Булатовский Игорь Валерьевич родился в 1971 году. Поэт, переводчик, эссеист. Автор трех книг стихов. Лауреат премии журнала “Звезда” (2001) и премии Губерта Бурды для молодых лириков Восточной Европы (2005). Живет в Санкт-Петербурге. В “Новом мире” публикуется впервые.
Прошлое — птицам,
Будущее — стрекозам.
Елена Шварц
I
Все облака перепутаны — где какое
быть должно, чтобы рассеять свет,
чтобы оставить листьев глаза в покое,
глаз близорукой листве тихо напомнить — “нет”…

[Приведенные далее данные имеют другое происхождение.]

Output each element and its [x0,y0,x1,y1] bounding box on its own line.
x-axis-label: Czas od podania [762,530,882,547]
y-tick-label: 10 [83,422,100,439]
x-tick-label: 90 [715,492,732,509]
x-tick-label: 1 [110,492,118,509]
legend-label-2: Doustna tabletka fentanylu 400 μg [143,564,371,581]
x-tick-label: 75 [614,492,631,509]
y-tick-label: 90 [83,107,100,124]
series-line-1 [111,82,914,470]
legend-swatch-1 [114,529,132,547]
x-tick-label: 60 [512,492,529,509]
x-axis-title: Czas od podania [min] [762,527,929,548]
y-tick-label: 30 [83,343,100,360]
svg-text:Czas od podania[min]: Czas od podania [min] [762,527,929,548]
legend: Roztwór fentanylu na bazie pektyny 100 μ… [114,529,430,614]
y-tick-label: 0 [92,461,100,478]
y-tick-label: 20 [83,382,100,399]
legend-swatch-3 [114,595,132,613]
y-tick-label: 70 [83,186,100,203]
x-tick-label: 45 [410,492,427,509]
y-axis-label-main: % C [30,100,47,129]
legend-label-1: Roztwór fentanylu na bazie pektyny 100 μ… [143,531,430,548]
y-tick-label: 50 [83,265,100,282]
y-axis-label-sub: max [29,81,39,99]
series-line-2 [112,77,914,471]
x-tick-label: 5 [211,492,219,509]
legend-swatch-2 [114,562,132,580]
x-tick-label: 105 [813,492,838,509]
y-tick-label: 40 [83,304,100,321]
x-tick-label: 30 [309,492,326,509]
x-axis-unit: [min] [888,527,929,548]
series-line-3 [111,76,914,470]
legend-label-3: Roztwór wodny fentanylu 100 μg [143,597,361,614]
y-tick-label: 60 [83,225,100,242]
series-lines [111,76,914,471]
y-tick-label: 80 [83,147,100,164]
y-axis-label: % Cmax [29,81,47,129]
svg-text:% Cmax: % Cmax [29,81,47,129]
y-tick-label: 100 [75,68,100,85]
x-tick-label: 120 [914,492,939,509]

Пусть гряды городят, пусть разбираются сами,
где чьё место, пусть растёт огород,
пусть ползут по дождю дымчатыми усами,
что подрежет один ласточкин разворот;
пусть распустятся все, знающие: где тонко —
там горошек цветёт, там цветут огурцы;
пусть бегут между гряд, ставших эфирной плёнкой,
ласточки наконец, отдавая дождя концы.
Вот и всё дальше дождь, и следом — его светлый,
но разомкнутый свет, прореженный им как пыль,
пахнущий мокрой пылью, распускающий петли
зрения через одну, в которую вдет ковыль
воздуха, смазанного каждым своим движеньем
по самому себе, по шарикам водяным,
идущего по себе мелким сукровным жженьем
и без огня преходящего в дым,
щиплющий горло… Но где теперь эти слёзы!
На каждом цветочном дне, в каждом углу травы,
синие до слепоты, до дна дождевой желёзы.

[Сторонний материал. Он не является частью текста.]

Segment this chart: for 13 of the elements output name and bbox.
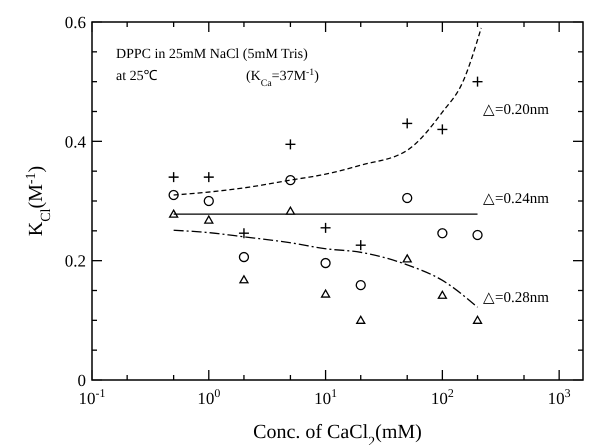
annotation: △=0.20nm <box>483 102 550 118</box>
y-tick-label: 0.4 <box>64 132 86 152</box>
x-tick-label: 10$^{3}$ <box>548 386 571 408</box>
y-tick-label: 0.2 <box>64 252 86 271</box>
x-tick-label: 10$^{0}$ <box>197 386 220 408</box>
annotation: DPPC in 25mM NaCl (5mM Tris) <box>116 47 308 62</box>
y-tick-label: 0.6 <box>64 13 86 32</box>
x-tick-label: 10$^{1}$ <box>314 386 338 408</box>
annotation: △=0.28nm <box>483 290 550 306</box>
annotation: at 25℃ <box>116 69 158 84</box>
annotation: △=0.24nm <box>483 191 550 207</box>
x-tick-label: 10$^{2}$ <box>430 386 454 408</box>
annotation: (K$_{Ca}$=37M$^{-1}$) <box>246 66 320 88</box>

Вот и всё, дальше дождь — только рифма листвы,
той, что ближе всего (всего точнее — осина,
костяшками по костяшкам застукивающая себя врасплёск),
той, что ближе всегда, чья дыхательная остина
держит сердце, идущее в рост,
перенимающее это слепое бегство
от корневых основ до корней волос
и обратно, как судорожное соседство
каждого с каждым — в голос, в лицо, вразнос, —
соседство с детскими голосами
птиц, выкармливающих своих старичков
под водяными солнечными часами
мясом откормленных червячков,
откормленных сладкой землёй, землицей,
вечными обещаниями её —
всем, что п о том её затянется, пот о м утеснится
в новое чёрное тело своё,
всем, что пахнет сейчас, как только что срезано, сжато,
сорвано с веток, срублено, сметено,
пахнет раем — запахом без возврата;
так, наверное, там и должно
пахнуть (как здесь), как будто идут от края
поля зрительного огромные огненные косцы,
но не двигаются, в каждом взмахе сгорая
до горького пепла, до сладкой пыльцы,
до тишины, но не той, что ставит на место
слух, вправляя вывихнутый его сустав,
а той, что для слуха находит место
в самой себе, составом его став, —
звуком, целым звуком, но не звучащим,
а зовущим всё, что ни есть вокруг,
называющим всё по имени в этой чаще,
чтоб в ответ услышать звучащий звук,
но не зовущий, а проходящий мимо,
за деревьями, в сторону той реки,
где говорят друг с другом неостановимо
только глухие камушки и немые пузырьки,
в сторону той реки — немедленной ровной прозы,
что видит только деревья и облака,
которую видят лишь ласточки и стрекозы,
то низко-низко, то свысока…
II
Труден день по имени, выговоришь едва
на сломанном языке, всеми его костями,
сросшимися неправильно, сросшимися в слова —
зубчатыми, зазубренными, стиснутыми частями.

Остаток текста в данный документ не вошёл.